Communications Minister Maxie Cuffie says no worker was fired from the Office of the Prime Minister in Tobago.
He was responding to media reports on Wednesday and yesterday which claimed the services of 80 workers were terminated.
Speaking during yesterday’s post-Cabinet press briefing, Cuffie said the workers were hired on a short-term basis from June to September during the election period.
“It was well known that the contracts would end in September. So nobody was fired, nobody was retrenched. It is simply that the short-term contracts had ended,” he added.
Asked if the workers could expect to be rehired, Cuffie said: “They were hired for three months and I don’t think the expectation will be that they will get fresh contracts.”
He said they were hired because “it was an election period, it was a political act,” adding that those jobs usually fall under the THA.
“During the past five years the THA had questioned the establishment of a Tobago Development Minister by the former PP Government. Under the new Government that ministry was disbanded.
Cuffie was also asked if he may have influenced the termination of a press conference hosted by attorney and Opposition Senator Wayne Sturge about the issuance of an election petition to Attorney General Faris Al-Rawi, which was being broadcast on state owned CNMG on Monday evening.
Cuffie began his response by saying no one asked him about the broadcast of the Prime Minister’s swearing-in ceremony three weeks ago on the same station.
“There were two post-Cabinet press conferences after that and nobody asked why was the Prime Minister’s (swearing-in) pulled on that occasion.”
Dealing with Monday’s broadcast, Cuffie said: “I called no one at CNMG and I am the Minister responsible at (for) CNMG and I am part of a disciplined Cabinet. Nobody would call CNMG without calling me.”
He said he could confidently say “no Government Minister called CNMG. I did not call CNMG.”
He said it was “right and proper” for CNMG chairman Helen Drayton to have had a conversation with the chief executive officer at the television station, Ken Ali, as was reported.
In response to another question, Cuffie said he was not questioning the editorial judgment of senior staff at the station.
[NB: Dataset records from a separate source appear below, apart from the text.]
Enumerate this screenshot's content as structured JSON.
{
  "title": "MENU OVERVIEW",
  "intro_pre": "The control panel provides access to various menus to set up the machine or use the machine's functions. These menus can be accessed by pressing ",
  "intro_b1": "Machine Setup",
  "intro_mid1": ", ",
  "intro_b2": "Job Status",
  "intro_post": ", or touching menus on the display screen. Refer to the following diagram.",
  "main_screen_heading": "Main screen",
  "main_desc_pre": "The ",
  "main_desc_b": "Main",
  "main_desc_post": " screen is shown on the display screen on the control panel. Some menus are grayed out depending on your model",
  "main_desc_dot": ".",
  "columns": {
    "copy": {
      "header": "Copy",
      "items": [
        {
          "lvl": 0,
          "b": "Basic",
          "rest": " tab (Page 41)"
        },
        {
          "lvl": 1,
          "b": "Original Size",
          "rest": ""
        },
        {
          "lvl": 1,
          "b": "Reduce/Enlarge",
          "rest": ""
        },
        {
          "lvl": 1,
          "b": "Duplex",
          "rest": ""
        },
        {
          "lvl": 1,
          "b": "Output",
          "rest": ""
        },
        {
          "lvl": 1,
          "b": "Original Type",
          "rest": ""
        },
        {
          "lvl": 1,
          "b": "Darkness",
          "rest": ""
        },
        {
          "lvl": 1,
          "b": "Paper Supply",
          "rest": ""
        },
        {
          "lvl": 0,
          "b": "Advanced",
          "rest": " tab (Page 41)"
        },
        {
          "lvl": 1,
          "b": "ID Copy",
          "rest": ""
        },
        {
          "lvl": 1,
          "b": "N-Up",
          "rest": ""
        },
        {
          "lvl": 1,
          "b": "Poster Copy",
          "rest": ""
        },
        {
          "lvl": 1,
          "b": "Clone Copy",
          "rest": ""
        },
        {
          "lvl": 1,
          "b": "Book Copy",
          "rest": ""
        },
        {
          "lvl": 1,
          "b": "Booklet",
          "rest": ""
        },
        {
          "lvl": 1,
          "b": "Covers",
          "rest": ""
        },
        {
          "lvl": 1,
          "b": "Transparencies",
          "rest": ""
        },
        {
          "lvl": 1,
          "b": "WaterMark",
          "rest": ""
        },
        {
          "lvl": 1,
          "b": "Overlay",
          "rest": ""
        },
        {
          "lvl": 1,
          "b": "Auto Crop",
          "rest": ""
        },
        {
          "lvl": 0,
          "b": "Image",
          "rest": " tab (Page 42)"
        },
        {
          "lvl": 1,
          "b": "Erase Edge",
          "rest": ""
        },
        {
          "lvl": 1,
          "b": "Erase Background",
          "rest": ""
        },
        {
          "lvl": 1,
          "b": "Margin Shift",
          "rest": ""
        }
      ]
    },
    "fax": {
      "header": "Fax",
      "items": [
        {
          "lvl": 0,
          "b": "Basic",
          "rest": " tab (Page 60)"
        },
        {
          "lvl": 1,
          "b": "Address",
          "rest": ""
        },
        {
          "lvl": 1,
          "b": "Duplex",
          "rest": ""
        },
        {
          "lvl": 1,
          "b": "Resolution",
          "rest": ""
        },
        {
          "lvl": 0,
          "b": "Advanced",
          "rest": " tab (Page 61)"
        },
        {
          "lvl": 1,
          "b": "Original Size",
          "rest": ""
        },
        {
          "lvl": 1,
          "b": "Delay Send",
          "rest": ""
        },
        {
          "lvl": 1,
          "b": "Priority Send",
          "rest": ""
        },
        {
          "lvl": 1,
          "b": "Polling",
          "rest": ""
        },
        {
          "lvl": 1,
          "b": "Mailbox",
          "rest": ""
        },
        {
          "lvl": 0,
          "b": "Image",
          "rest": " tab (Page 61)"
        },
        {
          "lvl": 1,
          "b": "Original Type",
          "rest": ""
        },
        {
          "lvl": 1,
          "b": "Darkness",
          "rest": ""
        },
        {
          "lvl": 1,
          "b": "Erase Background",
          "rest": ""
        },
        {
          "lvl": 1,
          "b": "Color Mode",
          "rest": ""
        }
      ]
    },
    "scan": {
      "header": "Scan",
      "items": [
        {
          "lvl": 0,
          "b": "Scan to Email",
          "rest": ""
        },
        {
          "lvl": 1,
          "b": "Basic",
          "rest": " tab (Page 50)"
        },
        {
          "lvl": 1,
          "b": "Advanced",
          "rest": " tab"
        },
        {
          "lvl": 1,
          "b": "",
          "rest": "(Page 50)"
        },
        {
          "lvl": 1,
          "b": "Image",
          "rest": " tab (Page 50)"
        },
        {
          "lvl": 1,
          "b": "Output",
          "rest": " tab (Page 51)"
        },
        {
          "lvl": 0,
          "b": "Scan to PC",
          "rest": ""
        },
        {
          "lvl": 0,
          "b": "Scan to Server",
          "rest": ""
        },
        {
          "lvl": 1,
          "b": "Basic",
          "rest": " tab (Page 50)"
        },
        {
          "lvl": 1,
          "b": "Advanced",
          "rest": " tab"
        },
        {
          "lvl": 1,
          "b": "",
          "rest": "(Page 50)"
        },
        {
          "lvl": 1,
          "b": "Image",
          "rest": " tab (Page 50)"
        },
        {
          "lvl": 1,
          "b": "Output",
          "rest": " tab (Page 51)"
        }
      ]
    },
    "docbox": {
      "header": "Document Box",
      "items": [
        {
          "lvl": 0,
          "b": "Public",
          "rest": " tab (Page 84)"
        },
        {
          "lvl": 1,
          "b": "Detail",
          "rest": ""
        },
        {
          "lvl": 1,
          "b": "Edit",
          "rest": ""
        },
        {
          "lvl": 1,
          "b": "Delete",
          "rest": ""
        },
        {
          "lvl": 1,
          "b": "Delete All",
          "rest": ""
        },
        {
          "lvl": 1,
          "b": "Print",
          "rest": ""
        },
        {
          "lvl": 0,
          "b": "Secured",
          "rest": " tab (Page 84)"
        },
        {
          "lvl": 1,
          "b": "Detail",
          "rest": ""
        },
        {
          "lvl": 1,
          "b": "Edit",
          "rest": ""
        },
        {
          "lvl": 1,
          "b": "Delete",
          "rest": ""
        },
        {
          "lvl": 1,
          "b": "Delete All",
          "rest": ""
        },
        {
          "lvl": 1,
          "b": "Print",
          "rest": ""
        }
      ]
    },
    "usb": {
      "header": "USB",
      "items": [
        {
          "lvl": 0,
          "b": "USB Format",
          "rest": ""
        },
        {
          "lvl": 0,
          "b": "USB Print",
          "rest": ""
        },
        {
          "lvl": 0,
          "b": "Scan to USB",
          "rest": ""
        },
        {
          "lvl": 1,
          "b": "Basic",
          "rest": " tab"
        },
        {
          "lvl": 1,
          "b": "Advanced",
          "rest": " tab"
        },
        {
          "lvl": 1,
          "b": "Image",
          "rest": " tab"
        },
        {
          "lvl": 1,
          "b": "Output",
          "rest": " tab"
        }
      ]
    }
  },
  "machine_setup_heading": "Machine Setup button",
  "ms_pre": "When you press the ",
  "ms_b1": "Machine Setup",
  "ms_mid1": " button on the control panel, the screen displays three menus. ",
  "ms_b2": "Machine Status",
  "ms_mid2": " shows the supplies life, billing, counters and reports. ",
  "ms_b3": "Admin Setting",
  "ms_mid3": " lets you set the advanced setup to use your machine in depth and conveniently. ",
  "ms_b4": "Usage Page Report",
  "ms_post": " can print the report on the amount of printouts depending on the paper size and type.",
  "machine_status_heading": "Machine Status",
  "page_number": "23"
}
Cuffie said he held a heads of divisions meeting yesterday and Ali was present. “He did not raise any issue and we spoke about a number of things but he did not raise an issue of interference,” Cuffie said.
He said he enquired about the broadcast on Monday “and he (Ali) informed that it was a decision of the newsroom and I took his explanation.”
In response to another question, Cuffie said he never enquired about Ali’s contract at CNMG. He said that and other such matters were for the CNMG board to look at “decide how we progress.”
He said the CNMG and GIS board members were not partisan to the PNM but independent-minded people.
“It is one board where we all agreed that we will not have people with partisan interests,” he added.